En laboratoire, on utilise beaucoup les rongeurs pour étudier les mécanismes neuro-hormonaux impliqués dans l'empathie. Sue Carter, de l'Université de l'Illinois, s'est focalisée, chez les campagnols, sur l'ocytocine et la vasopressine (des hormones synthétisées dans l'hypothalamus) : depuis plus de 20 ans, elle étudie le codage génétique de ces hormones et leur rôle dans l'attachement entre mâles, femelles et enfants, ainsi que dans les comportements sociaux et agressifs. Dans mon laboratoire, nous soumettons des rats à des situations de stress et de détresse émotionnelle pour comprendre l'influence de leur état physiologique sur la manifestation – ou non – de comportements prosociaux.

 

Si l'empathie ne nous est pas propre, son couplage avec le langage, la mémoire, la conscience et les capacités métacognitives lui confère un rôle particulier dans le cas de notre espèce – pour le meilleur et pour le pire. Chez l'homme, l'empathie est la base sur laquelle se développent les émotions morales comme la culpabilité et le remord. Elle permet également de manipuler ou de torturer autrui.

 

L'empathie est-elle un avantage adaptatif ?

 

J. Decety : Chez l'homme, de nombreuses études en psychologie sociale indiquent que l'empathie favorise les comportements altruistes. Or nous sommes des animaux sociaux, et nous ne pouvons survivre que grâce à nos interactions avec les autres. La capacité de ressentir l'état émotionnel de nos congénères et d'y répondre de manière appropriée nous a alors apporté, ainsi qu'aux mammifères en général, un avantage adaptatif évident pour la survie de l'individu et du groupe.

 

Précisons toutefois qu'à l'origine, notre sociabilisation n'est pas due à l'empathie : la biologie de l'évolution nous enseigne que les comportements altruistes sont apparus avant l'acquisition de cette capacité.
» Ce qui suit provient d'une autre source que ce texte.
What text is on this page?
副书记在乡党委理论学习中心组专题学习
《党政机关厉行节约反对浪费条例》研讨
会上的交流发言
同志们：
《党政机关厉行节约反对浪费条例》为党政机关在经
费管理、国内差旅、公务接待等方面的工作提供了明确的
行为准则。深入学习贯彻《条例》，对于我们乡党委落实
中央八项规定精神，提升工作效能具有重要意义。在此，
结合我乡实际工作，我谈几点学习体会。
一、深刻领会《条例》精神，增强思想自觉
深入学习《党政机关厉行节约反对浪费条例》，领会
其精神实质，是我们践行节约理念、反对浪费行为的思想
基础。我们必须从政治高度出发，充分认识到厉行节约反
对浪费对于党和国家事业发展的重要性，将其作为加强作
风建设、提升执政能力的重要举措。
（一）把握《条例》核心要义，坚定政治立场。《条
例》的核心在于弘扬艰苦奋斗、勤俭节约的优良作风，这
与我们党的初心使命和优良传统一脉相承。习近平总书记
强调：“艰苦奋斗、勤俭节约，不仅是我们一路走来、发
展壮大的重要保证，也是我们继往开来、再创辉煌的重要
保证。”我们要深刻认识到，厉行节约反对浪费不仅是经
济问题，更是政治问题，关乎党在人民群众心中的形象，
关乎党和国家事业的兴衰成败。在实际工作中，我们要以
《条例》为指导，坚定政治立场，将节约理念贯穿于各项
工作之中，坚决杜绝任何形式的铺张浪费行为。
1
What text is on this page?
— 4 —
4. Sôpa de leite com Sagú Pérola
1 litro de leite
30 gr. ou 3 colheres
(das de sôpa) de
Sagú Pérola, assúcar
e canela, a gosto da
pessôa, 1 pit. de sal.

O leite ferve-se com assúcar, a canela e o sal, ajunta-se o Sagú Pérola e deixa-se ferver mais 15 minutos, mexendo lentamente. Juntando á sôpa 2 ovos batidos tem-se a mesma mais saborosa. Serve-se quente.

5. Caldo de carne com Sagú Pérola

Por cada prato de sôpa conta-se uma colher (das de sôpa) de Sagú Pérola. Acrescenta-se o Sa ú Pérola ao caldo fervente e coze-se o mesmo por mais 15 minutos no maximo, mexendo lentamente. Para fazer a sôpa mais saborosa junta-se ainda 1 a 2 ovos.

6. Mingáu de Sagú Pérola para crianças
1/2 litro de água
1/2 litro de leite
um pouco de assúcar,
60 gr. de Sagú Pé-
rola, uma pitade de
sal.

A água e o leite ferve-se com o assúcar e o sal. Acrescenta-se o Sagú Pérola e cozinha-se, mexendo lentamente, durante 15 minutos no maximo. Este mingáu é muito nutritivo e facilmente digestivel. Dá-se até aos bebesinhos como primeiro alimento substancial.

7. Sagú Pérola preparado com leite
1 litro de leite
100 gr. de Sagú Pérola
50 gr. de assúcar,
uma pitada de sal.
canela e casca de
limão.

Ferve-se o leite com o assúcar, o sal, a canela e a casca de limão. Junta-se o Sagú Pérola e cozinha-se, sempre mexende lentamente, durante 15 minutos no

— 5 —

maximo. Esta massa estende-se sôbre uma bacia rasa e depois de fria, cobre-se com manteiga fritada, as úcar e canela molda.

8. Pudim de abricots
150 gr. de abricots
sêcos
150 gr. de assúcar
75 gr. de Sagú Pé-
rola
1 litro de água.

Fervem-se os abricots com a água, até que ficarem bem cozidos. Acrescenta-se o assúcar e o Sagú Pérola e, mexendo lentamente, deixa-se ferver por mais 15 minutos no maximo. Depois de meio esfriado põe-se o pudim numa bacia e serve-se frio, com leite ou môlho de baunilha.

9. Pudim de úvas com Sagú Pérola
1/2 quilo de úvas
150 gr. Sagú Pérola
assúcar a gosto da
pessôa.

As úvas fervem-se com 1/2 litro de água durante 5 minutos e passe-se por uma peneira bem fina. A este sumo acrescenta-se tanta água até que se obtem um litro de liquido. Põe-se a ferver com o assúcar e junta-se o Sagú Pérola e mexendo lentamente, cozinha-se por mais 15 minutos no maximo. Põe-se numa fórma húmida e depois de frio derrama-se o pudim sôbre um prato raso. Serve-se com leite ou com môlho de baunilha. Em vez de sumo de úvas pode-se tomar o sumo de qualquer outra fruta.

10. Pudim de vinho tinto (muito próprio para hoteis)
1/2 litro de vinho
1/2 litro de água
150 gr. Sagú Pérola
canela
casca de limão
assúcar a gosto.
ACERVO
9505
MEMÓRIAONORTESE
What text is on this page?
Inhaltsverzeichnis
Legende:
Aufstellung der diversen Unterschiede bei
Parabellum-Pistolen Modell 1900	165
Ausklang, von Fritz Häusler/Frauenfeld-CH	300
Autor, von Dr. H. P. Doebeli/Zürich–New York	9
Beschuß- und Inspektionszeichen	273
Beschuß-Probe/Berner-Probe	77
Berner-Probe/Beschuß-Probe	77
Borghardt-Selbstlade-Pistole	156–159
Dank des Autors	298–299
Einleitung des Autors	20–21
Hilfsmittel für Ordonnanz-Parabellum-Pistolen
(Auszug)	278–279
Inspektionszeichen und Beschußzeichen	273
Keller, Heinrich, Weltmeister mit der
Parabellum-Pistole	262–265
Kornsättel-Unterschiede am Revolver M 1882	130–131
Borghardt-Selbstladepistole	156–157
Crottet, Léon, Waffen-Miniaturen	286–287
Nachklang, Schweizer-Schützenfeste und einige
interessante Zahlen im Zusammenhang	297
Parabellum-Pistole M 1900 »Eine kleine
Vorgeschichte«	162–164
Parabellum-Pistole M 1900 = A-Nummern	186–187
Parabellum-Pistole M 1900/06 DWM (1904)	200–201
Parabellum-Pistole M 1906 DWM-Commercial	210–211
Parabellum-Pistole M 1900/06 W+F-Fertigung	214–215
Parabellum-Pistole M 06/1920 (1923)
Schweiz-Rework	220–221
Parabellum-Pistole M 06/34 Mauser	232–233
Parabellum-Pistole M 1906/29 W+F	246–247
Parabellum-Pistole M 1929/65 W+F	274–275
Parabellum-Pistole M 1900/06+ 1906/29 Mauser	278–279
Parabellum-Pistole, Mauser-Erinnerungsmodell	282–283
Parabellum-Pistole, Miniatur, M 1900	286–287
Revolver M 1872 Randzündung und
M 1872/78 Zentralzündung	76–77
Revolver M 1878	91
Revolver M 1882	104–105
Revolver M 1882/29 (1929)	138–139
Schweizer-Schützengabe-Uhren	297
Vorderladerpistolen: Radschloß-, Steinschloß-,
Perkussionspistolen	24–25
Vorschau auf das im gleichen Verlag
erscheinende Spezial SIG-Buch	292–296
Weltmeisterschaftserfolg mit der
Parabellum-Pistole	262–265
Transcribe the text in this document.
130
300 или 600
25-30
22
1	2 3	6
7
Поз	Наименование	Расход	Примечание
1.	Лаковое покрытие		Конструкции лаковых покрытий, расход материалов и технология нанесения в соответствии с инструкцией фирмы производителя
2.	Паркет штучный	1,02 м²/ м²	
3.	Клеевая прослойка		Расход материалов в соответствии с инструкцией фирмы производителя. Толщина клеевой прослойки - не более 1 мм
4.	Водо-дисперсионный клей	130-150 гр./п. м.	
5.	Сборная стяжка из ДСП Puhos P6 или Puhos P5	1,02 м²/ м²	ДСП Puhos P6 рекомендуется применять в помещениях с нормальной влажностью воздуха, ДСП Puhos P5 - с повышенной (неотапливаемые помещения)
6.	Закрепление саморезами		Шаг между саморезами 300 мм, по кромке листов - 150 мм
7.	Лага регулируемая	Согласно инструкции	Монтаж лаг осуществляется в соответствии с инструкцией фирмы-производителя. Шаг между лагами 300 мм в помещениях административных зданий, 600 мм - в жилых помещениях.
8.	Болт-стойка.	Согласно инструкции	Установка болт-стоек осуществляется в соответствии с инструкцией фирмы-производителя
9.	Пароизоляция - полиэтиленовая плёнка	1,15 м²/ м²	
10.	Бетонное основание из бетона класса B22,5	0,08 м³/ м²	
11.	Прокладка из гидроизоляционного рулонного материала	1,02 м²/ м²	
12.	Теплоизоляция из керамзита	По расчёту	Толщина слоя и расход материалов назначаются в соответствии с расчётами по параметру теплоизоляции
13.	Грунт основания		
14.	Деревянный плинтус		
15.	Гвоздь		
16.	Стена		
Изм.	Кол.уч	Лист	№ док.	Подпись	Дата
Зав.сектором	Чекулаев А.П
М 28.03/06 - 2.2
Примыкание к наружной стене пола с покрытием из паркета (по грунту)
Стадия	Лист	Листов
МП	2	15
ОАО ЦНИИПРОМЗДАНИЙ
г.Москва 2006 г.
De plus, certaines espèces dénuées d'empathie manifestent de tels comportements : c'est le cas des insectes sociaux – comme les abeilles qui, mourant sitôt après avoir piqué leur cible, se sacrifient pour protéger l'essaim – et des oiseaux, qui poussent des cris d'alarme pour alerter leurs congénères d'un danger, ce qui les expose davantage. Le lien entre empathie et altruisme n'est donc pas automatique.

 

Cette faculté est-elle liée aux neurones miroirs ?

 

J. Decety : Les « neurones miroirs », découverts chez le singe, sont des neurones sensorimoteurs qui s'activent de la même façon lorsqu'on réalise une action et lorsqu'on la voit faire. Ils participent activement au codage des actions dirigées vers un but, et en ce sens, ils contribuent à la perception et à la compréhension du comportement des autres. Ils sont alors probablement impliqués dans la construction de représentations communes des actes associés aux émotions (résonance motrice) et peut-être aussi dans la contagion des émotions.

 

Cependant, la vision selon laquelle ils seraient la base neurobiologique de l'empathie est un peu simpliste. Le rôle de ces neurones dans la perception et l'expression des émotions est encore peu évident et les premiers résultats sont à prendre avec prudence.

 

Quelle serait alors la base neurobiologique de l'empathie ?

 

J. Decety : Il n'y a pas une région cérébrale unique. L'empathie est un concept phénoménologique, regroupant plusieurs capacités : partage et compréhension des émotions d'autrui, mais aussi réponse adaptée. C'est donc une véritable symphonie psychique, qui repose sur un ensemble de mécanismes divers, présents dès la naissance.

 

Nos connaissances des bases neurobiologiques de l'empathie proviennent de deux sources d'études : d'une part, l'animal et le sujet volontaire sains et, d'autre part, des patients souffrant de lésions ou de dysfonctionnements neurochimiques associés à des déficits socio-émotionnels. Ces études montrent que l'empathie implique les circuits neurophysiologiques de l'expression des émotions (le cortex somatosensoriel, l'insula, le cortex cingulaire, le cortex préfrontal ventro-médian et l'amygdale), mais aussi le système nerveux autonome (qui régule notamment la respiration et le rythme cardiaque) ainsi que les systèmes hormonaux du cerveau.

 

Des lésions neurologiques peuvent faire disparaître certaines composantes de l'empathie. En associant la zone cérébrale détruite à la faculté disparue, on établit une carte fonctionnelle : les régions sous-corticales et temporales sont ainsi liées à la capacité de ressentir les émotions d'autrui, les régions préfrontales à celle de les comprendre, et les régions orbitaires et cingulaires à celle d'y répondre de manière appropriée.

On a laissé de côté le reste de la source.